Elle prit donc la direction de la grande place. Elle savait que la route lui prendrait une bonne dizaine de minutes, sa maison étant située à l'extérieur du village pour assurer au chef de celui-ci une certaine intimité et le respect de sa vie privée. Elle décida d'en profiter pour admirer le magnifique paysage verdoyant qu'offrait la plaine à perte de vue. Mais ce qu'elle préférait par-dessus tout c'était la présence apaisante de cette grande forêt qui effrayait tant le royaume ; elle ne comprenait pas ce sentiment irraisonné car, pour elle, il n'y avait rien de dangereux qui eu pu provoquer un tel soulèvement.
Bien qu'on le lui eu formellement interdit, il lui arrivait de se promener près de la lisière mais elle n'avait jamais vu quoi que ce soit bouger, comme si tout les êtres vivant s'était enfuit dans les profondeurs de la masse d'arbres. Elle en était à ce stade de ses réflexions lorsqu'elle atteignit le village. Comme elle l'avait prévu il n'y avait pas âme qui vive et elle pu agir à sa guise sans crainte que quelqu'un aille le répéter à son père, elle ne voulait pas provoquer une nouvelle fois sa colère. Devant les statues, elle entra dans l'eau et prit place parmi elles sur le terre plein central.
Une fois confortablement installée dans un emplacement libre qu'on n'apercevait pas depuis le bord, comme s'il avait été conçu pour permettre de converser avec la jeune fille. Saphir regarda la statue dans les yeux et lui dit « je suis revenue, j'ai tenu parole et suis revenue sans que personne ne le sache, pourquoi m'appelle tu sans cesse ? Que me veut tu exactement ? ». On pourrait croire qu'elle devenait folle mais si jamais un passant regardait la fontaine, il ne remarquerait absolument rien d'anormal car, dès l'instant où Saphir eu posé un pied sur le terre plein, elle était aussitôt apparue comme l'une des statues de la fontaine. Comme si elle avait toujours eu sa place en face de la jeune fille, telles deux amies représentées en pleins bavardages.
En face de la fillette, la fontaine elle-même prit vie, ce n'était plus de pierre que la fillette était entourée mais d'animaux fait de chair et de sang.

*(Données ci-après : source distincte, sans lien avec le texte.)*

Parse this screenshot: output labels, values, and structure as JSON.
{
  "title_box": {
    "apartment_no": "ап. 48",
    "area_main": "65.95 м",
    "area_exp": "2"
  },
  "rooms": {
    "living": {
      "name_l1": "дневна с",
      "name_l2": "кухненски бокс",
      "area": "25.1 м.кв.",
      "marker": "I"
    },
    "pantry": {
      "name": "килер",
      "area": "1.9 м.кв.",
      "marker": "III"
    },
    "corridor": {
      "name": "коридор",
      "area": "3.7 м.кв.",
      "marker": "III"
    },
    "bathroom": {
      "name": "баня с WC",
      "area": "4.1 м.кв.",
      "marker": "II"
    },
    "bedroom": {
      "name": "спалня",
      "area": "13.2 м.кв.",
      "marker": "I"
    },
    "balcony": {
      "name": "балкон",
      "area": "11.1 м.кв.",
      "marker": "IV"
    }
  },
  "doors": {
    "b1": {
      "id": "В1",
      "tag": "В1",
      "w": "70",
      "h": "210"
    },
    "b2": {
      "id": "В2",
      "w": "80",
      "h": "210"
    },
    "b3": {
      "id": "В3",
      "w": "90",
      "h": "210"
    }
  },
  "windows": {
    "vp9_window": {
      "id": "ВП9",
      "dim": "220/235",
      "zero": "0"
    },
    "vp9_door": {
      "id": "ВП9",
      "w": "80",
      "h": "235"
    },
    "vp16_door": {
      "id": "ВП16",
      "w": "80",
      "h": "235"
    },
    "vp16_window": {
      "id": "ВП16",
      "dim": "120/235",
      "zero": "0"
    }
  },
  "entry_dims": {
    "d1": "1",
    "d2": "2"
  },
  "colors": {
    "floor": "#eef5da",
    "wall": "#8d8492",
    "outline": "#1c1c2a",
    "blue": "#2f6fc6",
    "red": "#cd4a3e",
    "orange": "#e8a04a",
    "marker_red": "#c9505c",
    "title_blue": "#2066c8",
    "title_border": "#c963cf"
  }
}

La jeune fille s'anima également et répondit : « Je t'ai appelée parce que tu est spéciale, toi qui à perçu mon appel, toi qui est capable de m'entendre malgré la disparition de la magie pour ton espèce. Je suis Liliane, j'appartiens au peuple des elfes et je suis le gardien de la forêt. Mon rôle est d'en interdire l'accès à ceux qui ne possèdent pas suffisamment l'écoute de la vie et ce depuis des centaines d'années. Pou moi le temps s'est figé en attendant l'arrivée de l'élue.
Ma seconde mission est de le ou la trouver pour qu'elle sauve notre forêt de la ruine vers laquelle nous mènent les hommes. Si l'écoute est suffisante, tout comme tu l'as fait les gens viennent me voir, ensuite je suis seule juge de leurs facultés ». Elle poursuivi son explication par la faculté des plus jeune qui disparaît avec l'âge mais qui est présente dans une certaine mesure chez tous les enfants d'où leurs réaction à l'appel. Mais Liliane informa Saphir que s'il oublie la voix de l'elfe, c'est qu'ils vont perdre toute capacité dans un futur proche, elle ajouta que Saphir était la seule à être revenue ce qui était un signe très encourageant. Liliane déplorait néanmoins qu'on ne lui a jamais laissé le temps d'aborder la fillette car un adulte arrivait toujours aussitôt pour rompre le contact car la moindre présence le brise. Elle poursuivi son explication encore quelques minutes avant de conseiller à Saphir de rentrer chez elle.